I do not understand that complainant asks relief upon the ground that she has established her charge in the bill that these assignments were procured by undue influence. To avoid any misapprehension, we deem it proper to say that, in our judgment, that charge is not established.
We now come to the consideration of the claim referred to at the commencement of this opinion — that complain[163]*163ant, in her individual capacity, is entitled to a lien on certain real estate.

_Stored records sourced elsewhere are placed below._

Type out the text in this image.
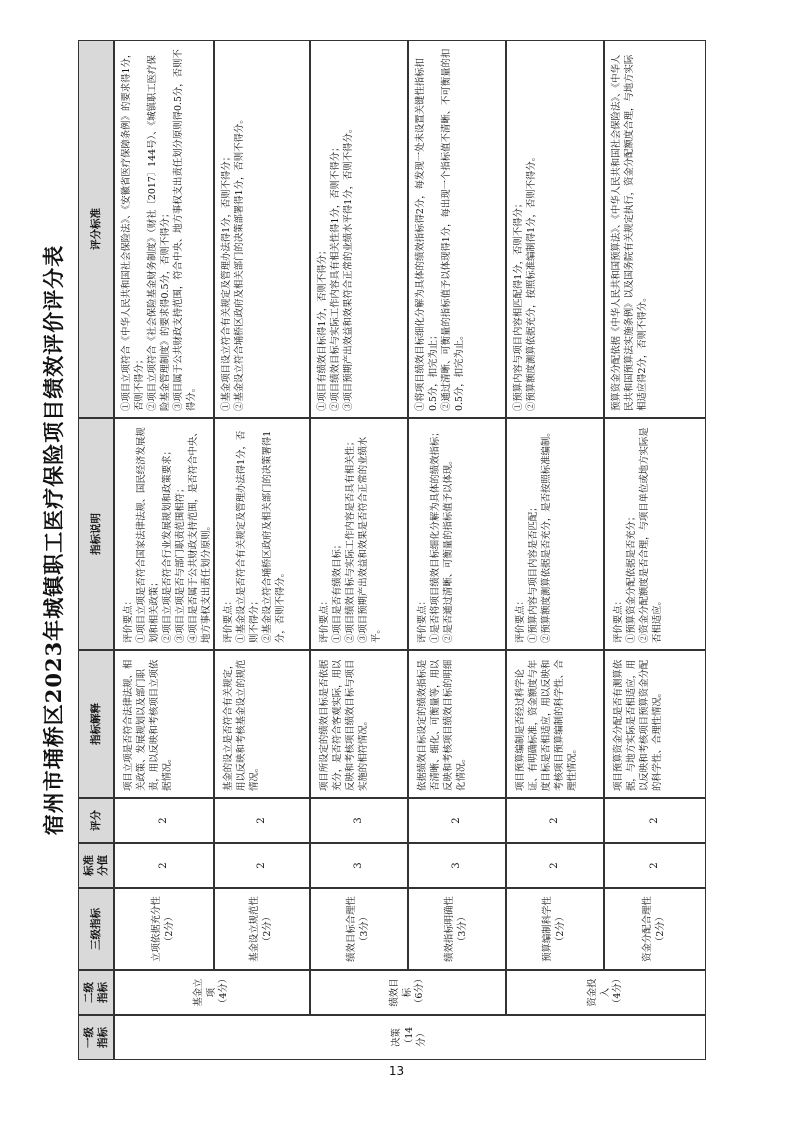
宿州市埇桥区2023年城镇职工医疗保险项目绩效评价评分表
一级指标
二级指标
三级指标
标准分值
评分
指标解释
指标说明
评分标准
决策 （14分）
基金立项 （4分）	绩效目标 （6分）	资金投入 （4分）
立项依据充分性（2分）
2
2
项目立项是否符合法律法规、相关政策、发展规划以及部门职责，用以反映和考核项目立项依据情况。
评价要点： ①项目立项是否符合国家法律法规、国民经济发展规划和相关政策； ②项目立项是否符合行业发展规划和政策要求； ③项目立项是否与部门职责范围相符； ④项目是否属于公共财政支持范围，是否符合中央、地方事权支出责任划分原则。
①项目立项符合《中华人民共和国社会保险法》、《安徽省医疗保障条例》的要求得1分，否则不得分； ②项目立项符合《社会保险基金财务制度》（财社〔2017〕144号）、《城镇职工医疗保险基金管理制度》的要求得0.5分，否则不得分； ③项目属于公共财政支持范围，符合中央、地方事权支出责任划分原则得0.5分，否则不得分。
基金设立规范性（2分）
2
2
基金的设立是否符合有关规定，用以反映和考核基金设立的规范情况。
评价要点： ①基金设立是否符合有关规定及管理办法得1分，否则不得分； ②基金设立符合埇桥区政府及相关部门的决策署得1分，否则不得分。
①基金项目设立符合有关规定及管理办法得1分，否则不得分； ②基金设立符合埇桥区政府及相关部门的决策部署得1分，否则不得分。
绩效目标合理性（3分）
3
3
项目所设定的绩效目标是否依据充分，是否符合客观实际，用以反映和考核项目绩效目标与项目实施的相符情况。
评价要点： ①项目是否有绩效目标； ②项目绩效目标与实际工作内容是否具有相关性； ③项目预期产出效益和效果是否符合正常的业绩水平。
①项目有绩效目标得1分，否则不得分； ②项目绩效目标与实际工作内容具有相关性得1分，否则不得分； ③项目预期产出效益和效果符合正常的业绩水平得1分，否则不得分。
绩效指标明确性（3分）
3
2
依据绩效目标设定的绩效指标是否清晰、细化、可衡量等，用以反映和考核项目绩效目标的明细化情况。
评价要点： ①是否将项目绩效目标细化分解为具体的绩效指标； ②是否通过清晰、可衡量的指标值予以体现。
①将项目绩效目标细化分解为具体的绩效指标得2分，每发现一处未设置关键性指标扣0.5分，扣完为止； ②通过清晰、可衡量的指标值予以体现得1分，每出现一个指标值不清晰、不可衡量的扣0.5分，扣完为止。
预算编制科学性（2分）
2
2
项目预算编制是否经过科学论证、有明确标准，资金额度与年度目标是否相适应，用以反映和考核项目预算编制的科学性、合理性情况。
评价要点： ①预算内容与项目内容是否匹配； ②预算额度测算依据是否充分，是否按照标准编制。
①预算内容与项目内容相匹配得1分，否则不得分； ②预算额度测算依据充分，按照标准编制得1分，否则不得分。
资金分配合理性（2分）
2
2
项目预算资金分配是否有测算依据，与地方实际是否相适应，用以反映和考核项目预算资金分配的科学性、合理性情况。
评价要点： ①预算资金分配依据是否充分； ②资金分配额度是否合理，与项目单位或地方实际是否相适应。
预算资金分配依据《中华人民共和国预算法》、《中华人民共和国社会保险法》、《中华人民共和国预算法实施条例》以及国务院有关规定执行，资金分配额度合理，与地方实际相适应得2分，否则不得分。
13
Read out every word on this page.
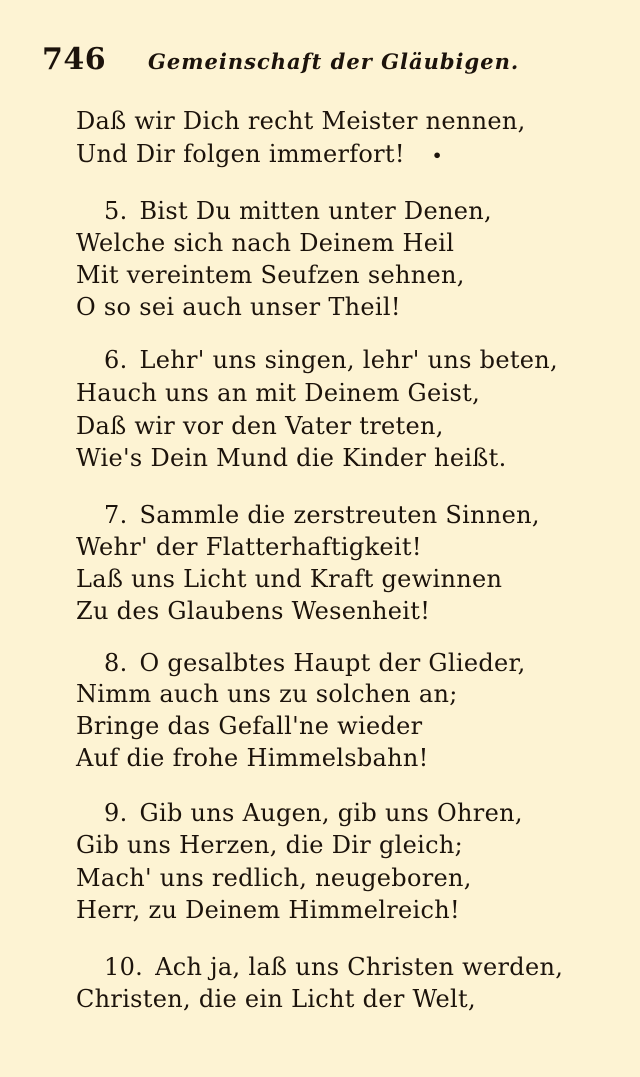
746 Gemeinschaft der Gläubigen.
Daß wir Dich recht Meister nennen,
Und Dir folgen immerfort! •
5. Bist Du mitten unter Denen,
Welche sich nach Deinem Heil
Mit vereintem Seufzen sehnen,
O so sei auch unser Theil!
6. Lehr' uns singen, lehr' uns beten,
Hauch uns an mit Deinem Geist,
Daß wir vor den Vater treten,
Wie's Dein Mund die Kinder heißt.
7. Sammle die zerstreuten Sinnen,
Wehr' der Flatterhaftigkeit!
Laß uns Licht und Kraft gewinnen
Zu des Glaubens Wesenheit!
8. O gesalbtes Haupt der Glieder,
Nimm auch uns zu solchen an;
Bringe das Gefall'ne wieder
Auf die frohe Himmelsbahn!
9. Gib uns Augen, gib uns Ohren,
Gib uns Herzen, die Dir gleich;
Mach' uns redlich, neugeboren,
Herr, zu Deinem Himmelreich!
10. Ach ja, laß uns Christen werden,
Christen, die ein Licht der Welt,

In 1896, complainant’s• husband, Mr. Peirson, purchased a house and lot for Miss McNeal. The title was taken in her name, and she has had the use of the property since that time. It is claimed that all, or at least a portion, of the purchase money belonged to complainant, and for that reason an equitable lien should be declared in her favor. We regard this suit — and in so doing we construe the amended bill as claimed by complainant — as a suit brought by her as executrix of her husband’s estate. As such executrix she can obtain relief only for the ■ estate’s grievances. She has no right to litigate in such a suit a matter like that now under consideration, in which the estate has no interest. If the claim is well grounded — which we neither affirm nor deny — it should be the subject of a suit brought by her in her individual capacity.
We are not called upon to determine the propriety of the relations which existed between Mr. Peirson and Miss McNeal, for it is clear that the impropriety of those relations, if they were improper, would not, as a matter of law, defeat the latter’s title to the mortgages in question.
In my judgment, the decree of the circuit court should be affirmed, with costs.
Moore, C. J., Montgomery and Hooker, JJ., concurred with Carpenter, J.